Spital wanted to offer a device that would not commandeer the family TV but instead be an all-in-one computer with its own monitor, thus freeing up the TV and allowing others to play video games at the same time.
Bill Poel, General Manager of Amsoft (Amstrad’s software division), said during the launch press release that if the computers were not on the shelves by the end of June “I will be prepared to sit down and eat one in Trafalgar Square”.
Aside from the joystick port, the computer, keyboard, and tape deck were all combined into one unit that attached to the monitor via two cables. The monitor also contained the power supply unit which powered the whole unit via one wall plug. It did not have very many wires and was simple to install for even the most inexperienced use.
My Amstrad CPC 464
I got my Amstrad CPC 464 together with the GT64 12″ green monitor, but no games, manuals or other peripherals for it. The monitor also houses the power supply, so the computer will not turn on without the monitor connected. When I got it. I cleaned it up and hooked it up to the monitor. I’ll turned it on and got a stable display of the boot screen into BASIC 1.0.

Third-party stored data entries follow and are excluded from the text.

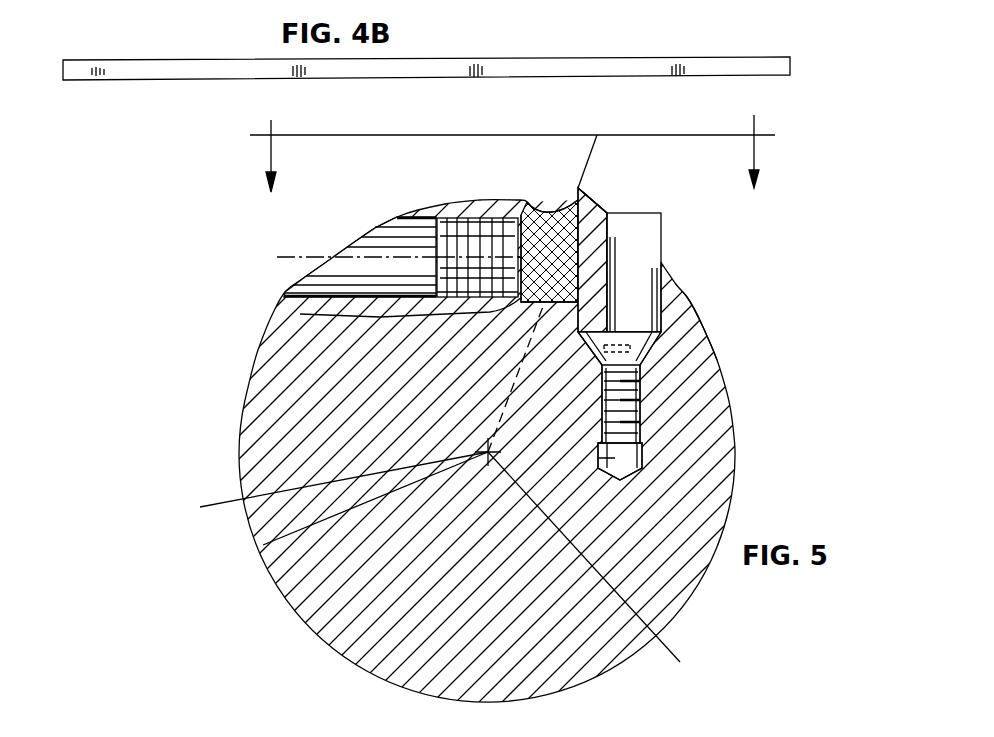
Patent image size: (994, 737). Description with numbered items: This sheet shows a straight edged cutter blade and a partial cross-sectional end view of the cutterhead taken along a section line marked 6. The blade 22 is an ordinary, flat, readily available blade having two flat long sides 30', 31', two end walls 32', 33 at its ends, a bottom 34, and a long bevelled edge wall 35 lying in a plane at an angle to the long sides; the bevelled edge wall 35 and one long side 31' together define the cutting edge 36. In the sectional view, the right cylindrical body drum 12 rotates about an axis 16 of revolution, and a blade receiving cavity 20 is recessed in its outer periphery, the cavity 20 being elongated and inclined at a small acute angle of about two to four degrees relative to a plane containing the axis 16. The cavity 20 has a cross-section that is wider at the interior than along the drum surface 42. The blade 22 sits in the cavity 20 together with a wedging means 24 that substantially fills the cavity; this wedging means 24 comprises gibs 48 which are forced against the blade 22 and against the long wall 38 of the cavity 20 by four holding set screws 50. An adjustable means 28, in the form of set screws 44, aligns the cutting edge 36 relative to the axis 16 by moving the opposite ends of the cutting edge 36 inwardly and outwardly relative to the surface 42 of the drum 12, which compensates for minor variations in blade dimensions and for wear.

In FIG. 5, the section line 6- 6 is at (511, 156).
In FIG. 5, the body drum 12 is at (265, 382).
In FIG. 5, the axis of revolution 16 is at (263, 545).
In FIG. 5, the cavity 20 is at (305, 314).
In FIG. 5, the blade 22 is at (600, 237).
In FIG. 5, the wedging means 24 is at (400, 198).
In FIG. 5, the adjustable means 28 is at (643, 390).
In FIG. 4B, the flat long side 30' is at (426, 53).
In FIG. 4B, the flat long side 31' is at (482, 86).
In FIG. 4B, the end wall 32' is at (90, 52).
In FIG. 4B, the end wall 33 is at (790, 63).
In FIG. 4B, the bottom 34 is at (222, 68).
In FIG. 5, the bevelled edge wall 35 is at (590, 197).
In FIG. 5, the cutting edge 36 is at (583, 179).
In FIG. 5, the long wall of the cavity 38 is at (603, 284).
In FIG. 5, the drum surface 42 is at (684, 312).
In FIG. 5, the set screws 44 is at (645, 443).
In FIG. 5, the gibs 48 is at (547, 212).
In FIG. 5, the holding set screws 50 is at (475, 232).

Loading a game using a cassette adapter
At this point I got no game cassettes for it, but I used a cassette adapter with audio cable. I inserted the cassette adapter into the cassette recorder built into the Amstrd and connected the audio cable to the headset output on my pc laptop. I’ve used a small program that can play Amstrad cassette image files as sound through the pc sound card. After turning off sound improvements in the sound driver on my pc I manage to load a game on the Amstrad using the cassette adapter.